While, Northern Ireland’s political parties had been on tenterhooks waiting for details of the package, Ulster Unionists have reacted negatively to the leaked information, with Sir Reg Empey repeating that the package must deal effectively with decommissioning for it to succeed.

Before details of the package were known, Ulster Unionist leader David Trimble said the plan would fail if IRA weapons decommissioning does not begin shortly, and anti-agreement MP Jeffrey Donaldson said an indemnity law would be the "last nail in the coffin" for his party.

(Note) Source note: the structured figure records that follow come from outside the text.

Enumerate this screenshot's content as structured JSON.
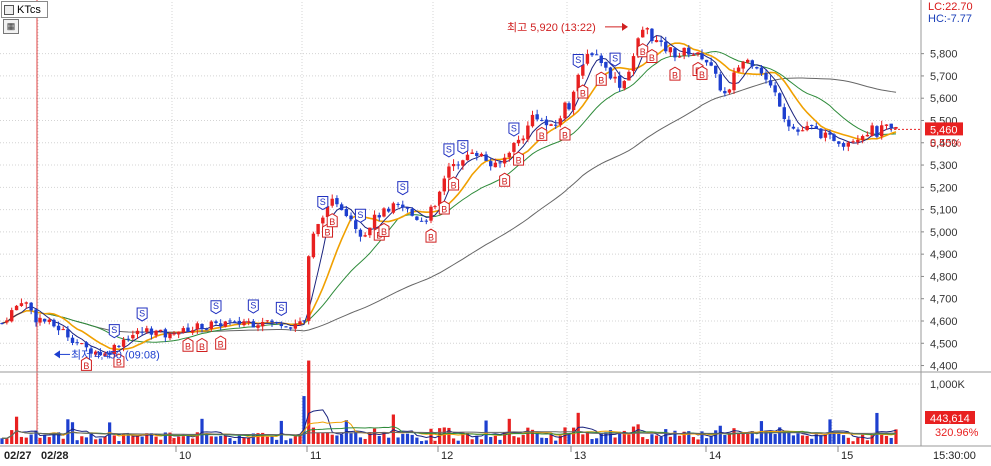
{
  "toolbar": {
    "ticker": "KTcs",
    "grid_icon": "table-icon"
  },
  "indicators": {
    "lc": "LC:22.70",
    "hc": "HC:-7.77"
  },
  "chart_data": {
    "type": "candlestick",
    "price_axis": {
      "ticks": [
        "5,800",
        "5,700",
        "5,600",
        "5,500",
        "5,400",
        "5,300",
        "5,200",
        "5,100",
        "5,000",
        "4,900",
        "4,800",
        "4,700",
        "4,600",
        "4,500",
        "4,400"
      ],
      "ylim": [
        4380,
        5960
      ]
    },
    "volume_axis": {
      "ticks": [
        "1,000K"
      ],
      "ylim": [
        0,
        1100
      ]
    },
    "x_labels": [
      "02/27",
      "02/28",
      "10",
      "11",
      "12",
      "13",
      "14",
      "15",
      "15:30:00"
    ],
    "current_price": {
      "label": "5,460",
      "value": 5460,
      "change": "0.55%"
    },
    "current_volume": {
      "label": "443,614",
      "ratio": "320.96%"
    },
    "high": {
      "label": "최고 5,920 (13:22)",
      "value": 5920
    },
    "low": {
      "label": "최저 4,450 (09:08)",
      "value": 4450
    },
    "colors": {
      "up": "#e82020",
      "down": "#1d3fcf",
      "ma5": "#1a237e",
      "ma10": "#f0a000",
      "ma20": "#2e8b3a",
      "ma60": "#666666"
    },
    "segments": [
      {
        "label": "02/27",
        "points": [
          4590,
          4630,
          4660,
          4700,
          4660,
          4610
        ]
      },
      {
        "label": "02/28",
        "points": [
          4610,
          4560,
          4480,
          4450,
          4530,
          4560,
          4530
        ]
      },
      {
        "label": "10",
        "points": [
          4560,
          4560,
          4550,
          4560,
          4570,
          4560,
          4580,
          4580,
          4570,
          4590,
          4570,
          4580,
          4600,
          4590,
          4590,
          4580,
          4590,
          4600,
          4600,
          4590,
          4590,
          4600,
          4610,
          4600,
          4590,
          4580,
          4590,
          4600,
          4580,
          4580,
          4590,
          4600
        ]
      },
      {
        "label": "11",
        "points": [
          4600,
          4960,
          5000,
          5080,
          5100,
          5150,
          5120,
          5090,
          5060,
          5000,
          4990,
          5040,
          5070,
          5090,
          5080,
          5120,
          5110,
          5100,
          5070,
          5060,
          5050,
          5100
        ]
      },
      {
        "label": "12",
        "points": [
          5100,
          5200,
          5290,
          5320,
          5280,
          5340,
          5370,
          5350,
          5330,
          5300,
          5290,
          5320,
          5370,
          5400,
          5420,
          5470,
          5540,
          5500,
          5480,
          5460,
          5500,
          5570
        ]
      },
      {
        "label": "13",
        "points": [
          5560,
          5650,
          5710,
          5740,
          5800,
          5810,
          5790,
          5760,
          5720,
          5700,
          5680,
          5650,
          5700,
          5760,
          5820,
          5900,
          5920,
          5880,
          5860,
          5840,
          5820,
          5820,
          5800,
          5790,
          5810,
          5810,
          5800,
          5790
        ]
      },
      {
        "label": "14",
        "points": [
          5790,
          5760,
          5700,
          5640,
          5600,
          5700,
          5760,
          5770,
          5760,
          5740,
          5680,
          5640,
          5590,
          5510,
          5470,
          5450,
          5460,
          5470,
          5450,
          5430,
          5420
        ]
      },
      {
        "label": "15",
        "points": [
          5420,
          5410,
          5400,
          5410,
          5420,
          5430,
          5440,
          5450,
          5460,
          5440,
          5460,
          5470,
          5450,
          5460
        ]
      }
    ],
    "buy_markers": [
      18,
      25,
      40,
      43,
      47,
      70,
      71,
      81,
      82,
      92,
      95,
      97,
      108,
      111,
      116,
      121,
      125,
      129,
      138,
      140,
      145,
      150,
      151
    ],
    "sell_markers": [
      24,
      30,
      46,
      54,
      60,
      69,
      77,
      86,
      96,
      99,
      110,
      124,
      132
    ]
  }
}
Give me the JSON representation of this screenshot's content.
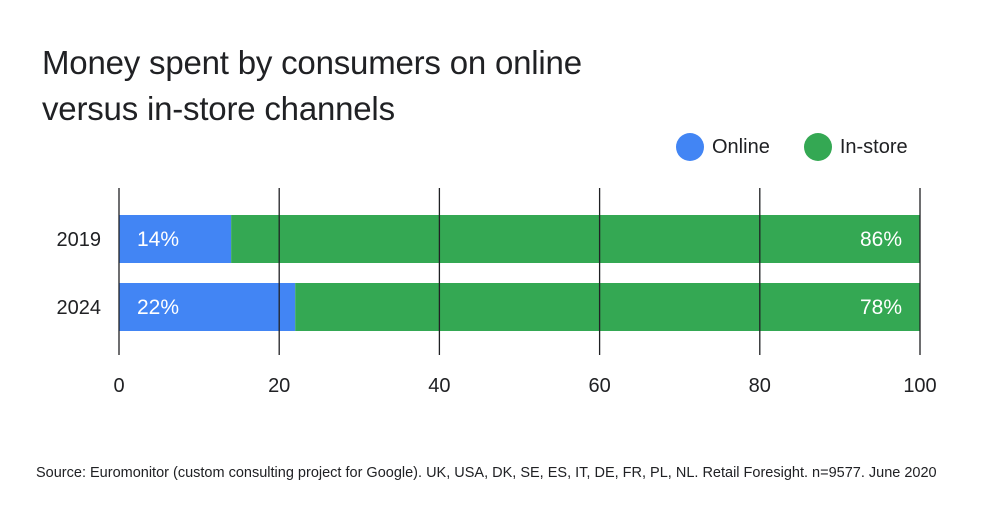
{
  "chart_data": {
    "type": "bar",
    "orientation": "horizontal",
    "stacked": true,
    "title": "Money spent by consumers on online versus in-store channels",
    "categories": [
      "2019",
      "2024"
    ],
    "series": [
      {
        "name": "Online",
        "values": [
          14,
          22
        ],
        "labels": [
          "14%",
          "22%"
        ],
        "color": "#4285f4"
      },
      {
        "name": "In-store",
        "values": [
          86,
          78
        ],
        "labels": [
          "86%",
          "78%"
        ],
        "color": "#34a853"
      }
    ],
    "xlim": [
      0,
      100
    ],
    "xticks": [
      0,
      20,
      40,
      60,
      80,
      100
    ],
    "grid": true,
    "legend_position": "top-right"
  },
  "source": "Source: Euromonitor (custom consulting project for Google). UK, USA, DK, SE, ES, IT, DE, FR, PL, NL. Retail Foresight. n=9577. June 2020"
}
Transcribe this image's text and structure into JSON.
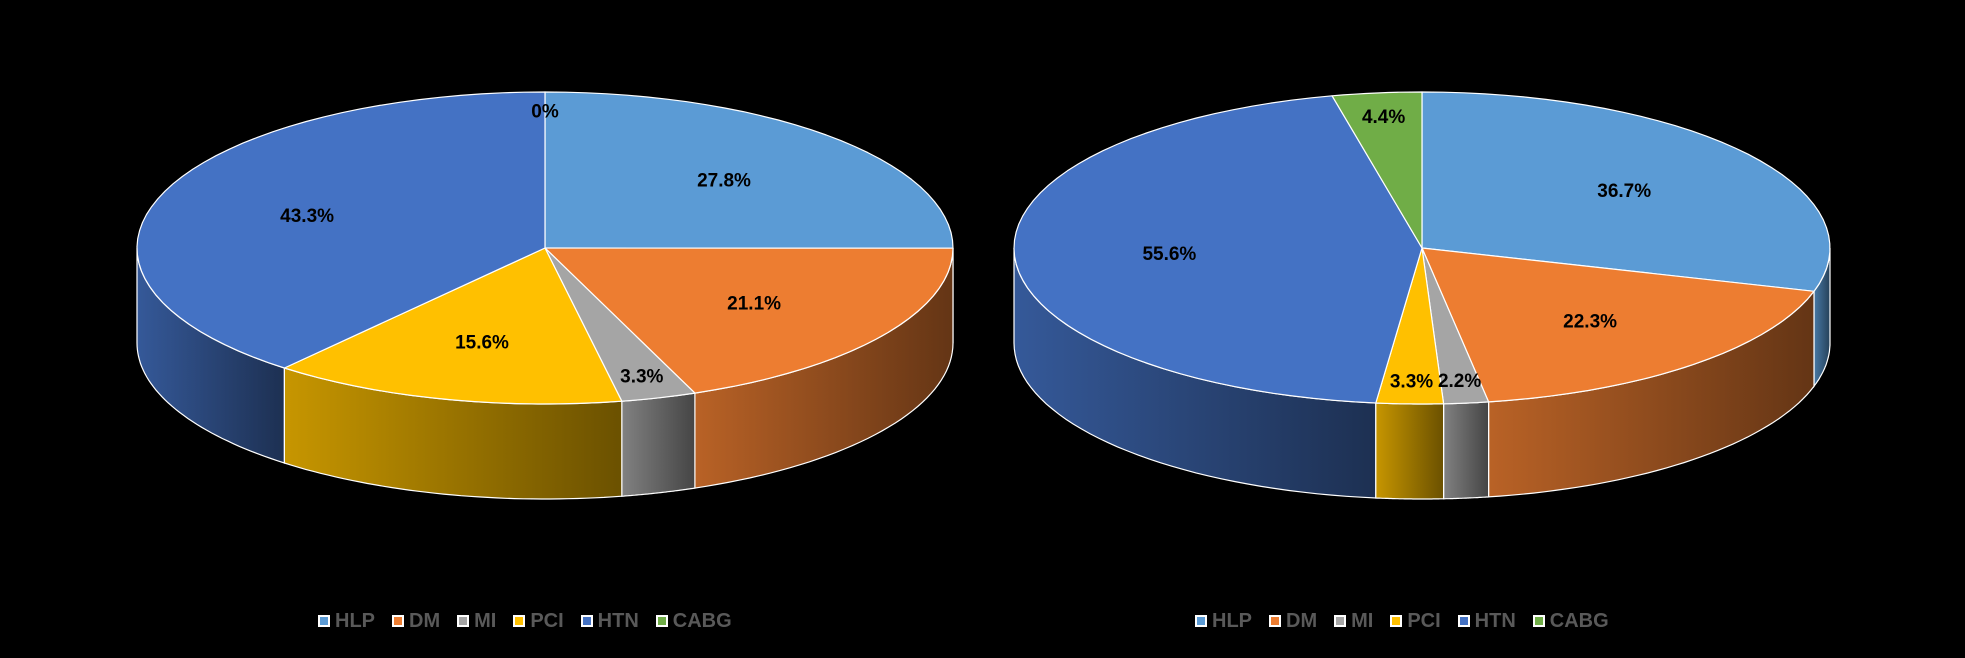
{
  "chart_data": [
    {
      "type": "pie",
      "title": "",
      "categories": [
        "HLP",
        "DM",
        "MI",
        "PCI",
        "HTN",
        "CABG"
      ],
      "values": [
        27.8,
        21.1,
        3.3,
        15.6,
        43.3,
        0
      ],
      "value_labels": [
        "27.8%",
        "21.1%",
        "3.3%",
        "15.6%",
        "43.3%",
        "0%"
      ],
      "colors": [
        "#5b9bd5",
        "#ed7d31",
        "#a5a5a5",
        "#ffc000",
        "#4472c4",
        "#70ad47"
      ],
      "legend_position": "bottom",
      "style": "3d"
    },
    {
      "type": "pie",
      "title": "",
      "categories": [
        "HLP",
        "DM",
        "MI",
        "PCI",
        "HTN",
        "CABG"
      ],
      "values": [
        36.7,
        22.3,
        2.2,
        3.3,
        55.6,
        4.4
      ],
      "value_labels": [
        "36.7%",
        "22.3%",
        "2.2%",
        "3.3%",
        "55.6%",
        "4.4%"
      ],
      "colors": [
        "#5b9bd5",
        "#ed7d31",
        "#a5a5a5",
        "#ffc000",
        "#4472c4",
        "#70ad47"
      ],
      "legend_position": "bottom",
      "style": "3d"
    }
  ]
}
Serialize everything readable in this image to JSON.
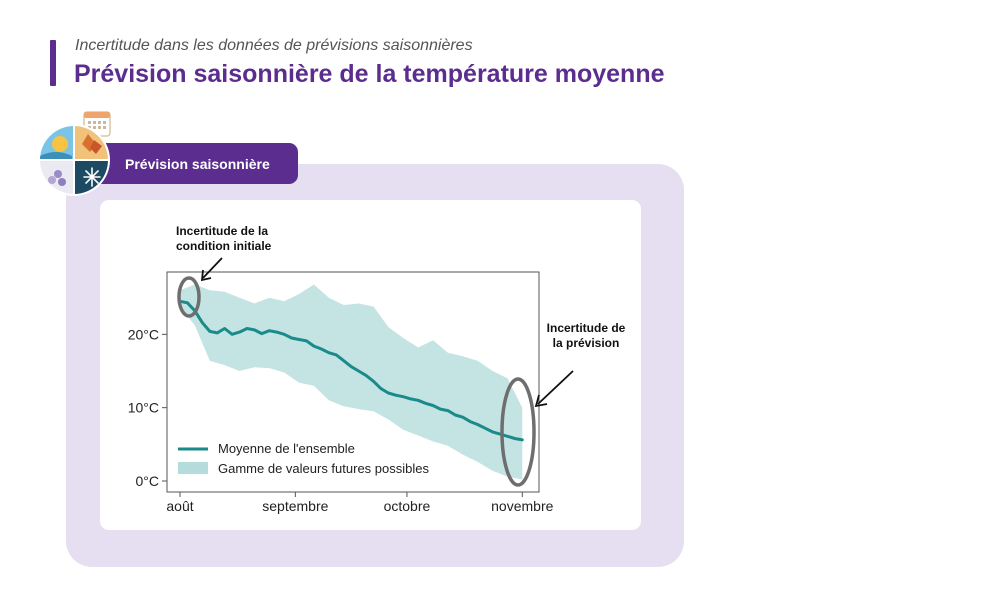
{
  "header": {
    "subtitle": "Incertitude dans les données de prévisions saisonnières",
    "title": "Prévision saisonnière de la température moyenne"
  },
  "badge": {
    "label": "Prévision saisonnière"
  },
  "icon": {
    "name": "seasons-calendar-icon"
  },
  "colors": {
    "accent": "#5b2d8e",
    "panel": "#e6dff1",
    "mean_line": "#1a8a8a",
    "range_fill": "#b5dcdc",
    "ellipse": "#6e6e6e"
  },
  "chart_data": {
    "type": "line",
    "x_ticks": [
      "août",
      "septembre",
      "octobre",
      "novembre"
    ],
    "y_ticks": [
      "0°C",
      "10°C",
      "20°C"
    ],
    "ylim": [
      -1.5,
      28.5
    ],
    "x_start": "2023-08-01",
    "x_end": "2023-11-02",
    "tick_dates": [
      "2023-08-01",
      "2023-09-01",
      "2023-10-01",
      "2023-11-01"
    ],
    "series": [
      {
        "name": "Moyenne de l'ensemble",
        "x": [
          "2023-08-01",
          "2023-08-03",
          "2023-08-05",
          "2023-08-07",
          "2023-08-09",
          "2023-08-11",
          "2023-08-13",
          "2023-08-15",
          "2023-08-17",
          "2023-08-19",
          "2023-08-21",
          "2023-08-23",
          "2023-08-25",
          "2023-08-27",
          "2023-08-29",
          "2023-08-31",
          "2023-09-02",
          "2023-09-04",
          "2023-09-06",
          "2023-09-08",
          "2023-09-10",
          "2023-09-12",
          "2023-09-14",
          "2023-09-16",
          "2023-09-18",
          "2023-09-20",
          "2023-09-22",
          "2023-09-24",
          "2023-09-26",
          "2023-09-28",
          "2023-09-30",
          "2023-10-02",
          "2023-10-04",
          "2023-10-06",
          "2023-10-08",
          "2023-10-10",
          "2023-10-12",
          "2023-10-14",
          "2023-10-16",
          "2023-10-18",
          "2023-10-20",
          "2023-10-22",
          "2023-10-24",
          "2023-10-26",
          "2023-10-28",
          "2023-10-30",
          "2023-11-01"
        ],
        "values": [
          24.5,
          24.3,
          23.2,
          21.6,
          20.4,
          20.2,
          20.8,
          20.0,
          20.3,
          20.8,
          20.6,
          20.1,
          20.5,
          20.3,
          20.0,
          19.5,
          19.3,
          19.1,
          18.4,
          18.0,
          17.5,
          17.2,
          16.4,
          15.6,
          15.0,
          14.4,
          13.6,
          12.6,
          12.0,
          11.7,
          11.5,
          11.2,
          11.0,
          10.6,
          10.3,
          9.8,
          9.6,
          9.0,
          8.7,
          8.1,
          7.7,
          7.2,
          6.7,
          6.4,
          6.1,
          5.8,
          5.6
        ]
      },
      {
        "name": "Gamme de valeurs futures possibles",
        "x": [
          "2023-08-01",
          "2023-08-05",
          "2023-08-09",
          "2023-08-13",
          "2023-08-17",
          "2023-08-21",
          "2023-08-25",
          "2023-08-29",
          "2023-09-02",
          "2023-09-06",
          "2023-09-10",
          "2023-09-14",
          "2023-09-18",
          "2023-09-22",
          "2023-09-26",
          "2023-09-30",
          "2023-10-04",
          "2023-10-08",
          "2023-10-12",
          "2023-10-16",
          "2023-10-20",
          "2023-10-24",
          "2023-10-28",
          "2023-11-01"
        ],
        "upper": [
          26.0,
          26.8,
          26.0,
          25.8,
          25.0,
          24.2,
          25.0,
          24.5,
          25.5,
          26.8,
          25.0,
          24.0,
          24.2,
          23.8,
          21.0,
          19.5,
          18.2,
          19.2,
          17.5,
          17.0,
          16.4,
          15.0,
          14.0,
          10.0
        ],
        "lower": [
          23.8,
          21.2,
          16.4,
          15.8,
          15.0,
          15.5,
          15.4,
          14.8,
          13.4,
          13.0,
          11.0,
          10.2,
          9.8,
          9.5,
          8.4,
          7.0,
          6.2,
          5.4,
          4.8,
          3.6,
          2.6,
          1.4,
          0.6,
          0.2
        ]
      }
    ],
    "annotations": [
      "Incertitude de la condition initiale",
      "Incertitude de la prévision"
    ]
  }
}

Although London and Dublin have said that the talking is over, it is believed that there are ongoing behind-the-scenes negotiations involving both the Ulster Unionists and Sinn Fein and that they will continue even after the plan is unveiled.

Still, at the weekend, Trimble had said that he may eventually have to admit that the process was unworkable.

"We cannot implement it fully, because the paramilitaries won’t abide by their own obligations underneath it," he said.

In response, Sinn Fein leader Gerry Adams said the British government should not "pander" to Unionists. He said the proposals made at talks in Britain two weeks ago fell far short of the 1998 pact and that, more than three years after the agreement was endorsed, many central elements had not yet been implemented.

Speaking at a press conference in Belfast, Adams said: "It is Sinn Féin’s view that the arms issue can and must be resolved.

"There is a singular fixation on IRA guns, which are silent when the UDA and other loyalists have been killing and attempting to kill. The only armed threat to the agreement is coming from these elements."

In another development, the Northern Ireland Human Rights Commission, Professor Bryce Dixon, and the RUC chief constable, Sir Ronnie Flanagan, have disagreed over the force’s use of potentially lethal plastic bullets. Flanagan attacked Bryce’s suggestion that the RUC did not need plastic bullets to quell riots.

The Irish minister for Foreign Affairs, Brian Cowen, meanwhile, said he is confident that the remaining hurdles in the peace process can be overcome, in order to unlock the "tremendous potential" of the agreement for everyone on the island.

Speaking in Limerick, Cowen said proposals being drawn up by the British and Irish governments will be balanced, and will seek to deal comprehensively and honorably with the outstanding issues.

Cowen said that the four outstanding issues — policing, demilitarization, the putting of arms beyond use, and the stability of the institutions — all had their own integrity and significance, and will all have to be implemented.